Ruszyliśmy dalej. Kolejnym celem miało być prawdziwe bagno, wieża widokowa i trzeci największy... kamień w Estonii. Jako że połowa naszej grupy to były przedstawicielki płci pięknej, trzeba było również zaspokajać i ich potrzeby.
Kobiecą część ekipy zachwyciła mijana przez nas po drodze plaża w Kolga-Aabla. Zrobiliśmy sobie tutaj mały postój. Niemal całkowicie pusta, ogromna piaszczysta plaża zrobiła na nas wszystkich kolosalne wrażenie.
. |
. |
Po krótkiej inhalacji na plaży nic nas już nie zatrzymało w drodze do Majakivi. Aby w ogóle dojść do "głazu-domu" trzeba najpierw dojechać w okolice przystanku Virve. Środek lasu, ale jest przystanek autobusowy, z którego odjeżdża jeden-dwa autobusy dziennie i tylko w dni robocze. W tym miejscu zaczyna się szlak turystyczny, który wiedzie w głąb lasu. Tablice informacyjne oraz doskonałe oznakowanie ścieżki nie pozwolą nam się zgubić, ale za to my pozwolimy sobie na całkowite zanurzenie się w otaczającym środowisku i odpoczynek.
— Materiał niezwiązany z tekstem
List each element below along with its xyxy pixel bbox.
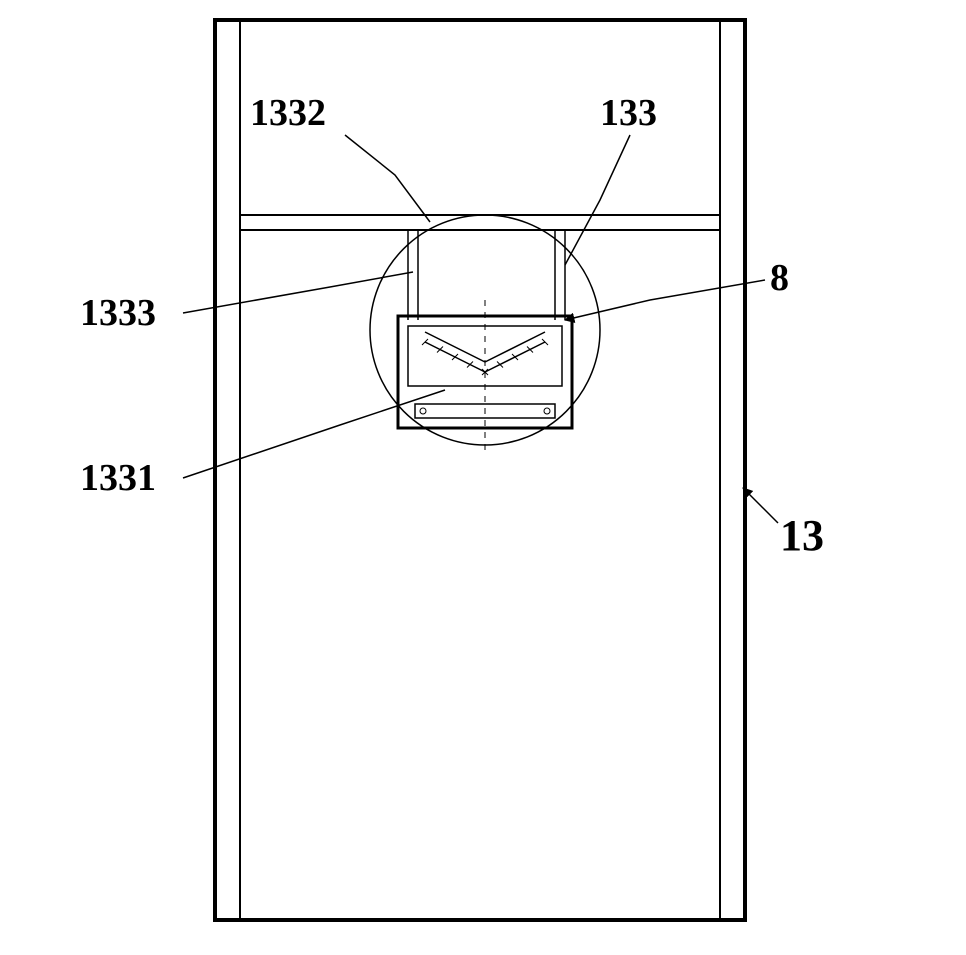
slot-hole (420, 408, 426, 414)
outer-frame (215, 20, 745, 920)
label-1333: 1333 (80, 292, 156, 334)
hatch (437, 347, 443, 353)
leader-1331 (183, 390, 445, 478)
label-13: 13 (780, 511, 824, 560)
hatch (452, 354, 458, 360)
hatch (497, 362, 503, 368)
label-1332: 1332 (250, 92, 326, 134)
hatch (422, 339, 428, 345)
label-133: 133 (600, 92, 657, 134)
hatch (527, 347, 533, 353)
hatch (512, 354, 518, 360)
label-8: 8 (770, 257, 789, 299)
leader-8 (565, 280, 765, 320)
hatch (542, 339, 548, 345)
hatch (467, 362, 473, 368)
label-1331: 1331 (80, 457, 156, 499)
leader-1332 (345, 135, 430, 222)
leader-1333 (183, 272, 413, 313)
leader-13 (743, 488, 778, 523)
leader-133 (565, 135, 630, 265)
slot-hole (544, 408, 550, 414)
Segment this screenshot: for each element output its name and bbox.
Wszechobecne tablice nie pozwolą nam się nigdzie zgubić |
. |
Majakivi to trzeci największy głaz narzutowy w Estonii. Znalazł się on tutaj dzięki lądolodowi ze Skandynawii, którzy przywlekł nie tylko ten jeden okaz, ale również setki tysięcy innych, które znajdziemy niemal wszędzie w tym kraju.
. |
. |
Obwód "głazu-domu" wynosi 40 metrów. Jest on wysoki na 7 metrów, a objętość jego wynosi 584 metry sześcienne. Ten kamień naprawdę wygląda jak dom, a ponadto na jego "dach" prowadzi drewniana drabinka. Ze szczytu głazu dostrzeżemy tylko sam las, ale perspektywa oglądania iglastego boru z wysokości kilku metrów jest zupełnie inna i zahipnotyzuje każdego.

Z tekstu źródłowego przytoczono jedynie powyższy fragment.